Et la poésie, me direz-vous ?
Je vous dois, d’emblée cette confidence, cet aveu : je suis mal à l’aise pour parler en public, au public, et personne de raisonnable n’a su, ou voulu, me donner des explications sur mon sort. Enfant, j’admirais Robin Crusoé parce qu’il avait appris à vivre et à penser seul. Seul ? Dernièrement j’ai lu un texte de Virginia Woolf où elle disait que durant des années notre ami Robinson « mangeait un bout », comme on le dit à Bruxelles, en dialoguant avec le pot en terre cuite qu’il avait fabriqué - un pot définitivement muet. Modestement je rejoins le camp de Daniel Defoe. Sur la pointe des pieds.
J’écris en solitaire. On sait bien que les confidences se font à deux. Au départ puis à l’apogée du conflit, on se risque à lancer quelques cartouches qui éclateront plus tard, bien plus tard. Des bombes à retardement. Et la poésie me direz-vous ? Elle est à la fois le grand mystère de la langue et son contraire, une chose qui réveille les dormeurs de la nuit, tous ceux à qui les tubes de néon font croire qu’elle est arrivée, quoi, la modernité !
À l’occasion du Goncourt précédent vous avez élu un homme (William Cliff) qui sait manier le silence et le tohu-bohu régnant sur les banlieues d’Anderlecht. J’y vois là que vous avez su, par l’intermédiaire de mon ami William, mêler cette fameuse mélodie des bas-fonds à la plus haute spiritualité. C’est aussi le but de toute cette poésie qui a vu le jour chez de plus jeunes poètes (Emmanuel Moses, Emmanuel Laugier et d’autres). Ils piétinent le langage. Ils s’en font une guenille mais ils savent que la poésie est à sa place dans les souterrains, les caves (Sentez-vous l’odeur de la mort, dit le prince Golaud à son frère Pelléas, la sentez-vous ?).
Voilà ce que, rapidement, je souhaitais dire. Oui, la poésie demeure le lieu où la langue cristallise toutes nos émotions et toutes nos recherches sur le langage. Il me semble qu’à travers moi c’est une poésie de la mémoire, de la peine de vivre, que vous avez voulu remarquer. Les mots vont se lever et rejoindre leur port d’attache dans le monde. Et, quant à moi, bénéficiaire de votre prix, je remercie celles et ceux qui ont mis mon nom dans l’urne. Merci à tous les écrivains présents dans cette pièce. Merci pour ce Goncourt qui, sans la volonté des membres du jury, ne serait pas ce qu’il est : un lieu où l’énergie créatrice peut s’affirmer malgré la présence (et contre elle) des forces négatives.
Franck Venaille
(discours prononcé le 3 mai dernier à l’occasion de l’attribution à Frank Venaille du Goncourt de la Poésie/Robert Sabatier chez Drouant)
photo D.R.
2 Réponses pour Et la poésie, me direz-vous ?
Je me souviens…
C’était à la Maison de la poésie. Des étudiants ont lu en votre présence La descente de l’Escaut. Un fleuve remonté alors que votre corps souffrait…
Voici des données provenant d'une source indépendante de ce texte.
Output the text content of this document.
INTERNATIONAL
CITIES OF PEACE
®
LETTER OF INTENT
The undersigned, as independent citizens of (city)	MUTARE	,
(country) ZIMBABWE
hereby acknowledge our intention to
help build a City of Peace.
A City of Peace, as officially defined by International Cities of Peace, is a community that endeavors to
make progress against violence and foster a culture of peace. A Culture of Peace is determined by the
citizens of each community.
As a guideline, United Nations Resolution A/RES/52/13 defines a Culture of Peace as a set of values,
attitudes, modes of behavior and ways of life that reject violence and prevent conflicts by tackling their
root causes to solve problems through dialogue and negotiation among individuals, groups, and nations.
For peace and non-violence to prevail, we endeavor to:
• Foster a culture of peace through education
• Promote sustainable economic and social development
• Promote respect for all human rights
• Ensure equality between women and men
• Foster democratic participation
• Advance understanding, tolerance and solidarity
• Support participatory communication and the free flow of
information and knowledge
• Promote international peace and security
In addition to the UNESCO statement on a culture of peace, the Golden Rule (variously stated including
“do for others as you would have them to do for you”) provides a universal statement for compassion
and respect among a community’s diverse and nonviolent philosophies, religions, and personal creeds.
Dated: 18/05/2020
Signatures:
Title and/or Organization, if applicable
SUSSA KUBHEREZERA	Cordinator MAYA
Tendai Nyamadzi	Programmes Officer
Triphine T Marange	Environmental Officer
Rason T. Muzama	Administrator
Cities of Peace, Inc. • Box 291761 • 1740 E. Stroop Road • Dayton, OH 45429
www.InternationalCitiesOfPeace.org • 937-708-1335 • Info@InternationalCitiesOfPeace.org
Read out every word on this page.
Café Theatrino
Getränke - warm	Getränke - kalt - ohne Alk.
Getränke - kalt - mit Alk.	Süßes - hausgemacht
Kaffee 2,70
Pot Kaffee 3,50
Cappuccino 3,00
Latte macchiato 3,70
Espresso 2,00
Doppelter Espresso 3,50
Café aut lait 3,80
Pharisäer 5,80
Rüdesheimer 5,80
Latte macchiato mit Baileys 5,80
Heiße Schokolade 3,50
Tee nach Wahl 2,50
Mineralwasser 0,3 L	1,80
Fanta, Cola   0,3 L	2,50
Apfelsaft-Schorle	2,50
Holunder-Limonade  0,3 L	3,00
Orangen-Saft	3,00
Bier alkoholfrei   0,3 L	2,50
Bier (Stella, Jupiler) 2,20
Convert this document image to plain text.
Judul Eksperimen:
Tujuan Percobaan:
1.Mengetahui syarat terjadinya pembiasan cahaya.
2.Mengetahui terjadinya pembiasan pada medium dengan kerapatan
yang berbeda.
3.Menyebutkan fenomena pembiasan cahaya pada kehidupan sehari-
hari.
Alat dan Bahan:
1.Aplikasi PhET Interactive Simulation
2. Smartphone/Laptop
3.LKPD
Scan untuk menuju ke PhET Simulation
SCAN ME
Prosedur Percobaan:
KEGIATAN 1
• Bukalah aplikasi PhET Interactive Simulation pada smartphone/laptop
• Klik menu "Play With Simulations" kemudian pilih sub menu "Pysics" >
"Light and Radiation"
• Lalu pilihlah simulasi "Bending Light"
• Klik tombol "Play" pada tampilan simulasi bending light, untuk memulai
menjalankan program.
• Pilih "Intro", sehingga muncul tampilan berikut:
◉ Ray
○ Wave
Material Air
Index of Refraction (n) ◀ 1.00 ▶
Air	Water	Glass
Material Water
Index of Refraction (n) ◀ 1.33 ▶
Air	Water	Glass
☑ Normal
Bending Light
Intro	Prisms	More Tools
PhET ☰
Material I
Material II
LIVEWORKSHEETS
« … On marche dans la fêlure intime du monde
Ces soubresauts nés de la douleur primitive
Quelle est la voix qui le dira ? Quel sera
ce corps qui saura mener jusqu’à son terme la
Valse triste ?( La descente de l’Escaut).
Nous écoutions, émus, pensant que dans cet impossible de vivre, il existait « écrire » et que la douleur alors se transformait en un univers plus vaste, un décentrement, un seuil et qu’une voix venue dont ne sait où couvrait votre voix, votre part d’ombre. A mesure que le temps passait, le temps ne passait plus, immobile, habité. L’accomplissement d’un amour. La trace de quelque chose dont on n’était plus certains que ça ait eu lieu. Il n’existait plus que les voix, le tremblé d’une incertitude. Une faiblesse qui s’était transformée en force, qui nous tirait à elle. La vie devenait lente comme l’Escaut. Soierie des mots. Voix juvéniles. la parole avait besoin de l’espace de ce petit amphithéâtre pour retentir, pour être entendue, pour vibrer. Mourir, c’était comme vivre. On ne savait plus si ça avait commencé, si ça pouvait avoir une fin. Le souvenir de cette longue marche devenait oubli et vide, un espace où nous n’étions pas entièrement là. Il y avait un écart. Comme un rond dans l’eau, comme un écho. Est-ce cela la poésie ?
William Cliff ? Même eau de mots dans le retrait du réel, en proie à trop de temps. Quel labeur : écrire. Tout ça du corps à la recherche d’une trace. Dans ce désert. Merci d’être passé ici.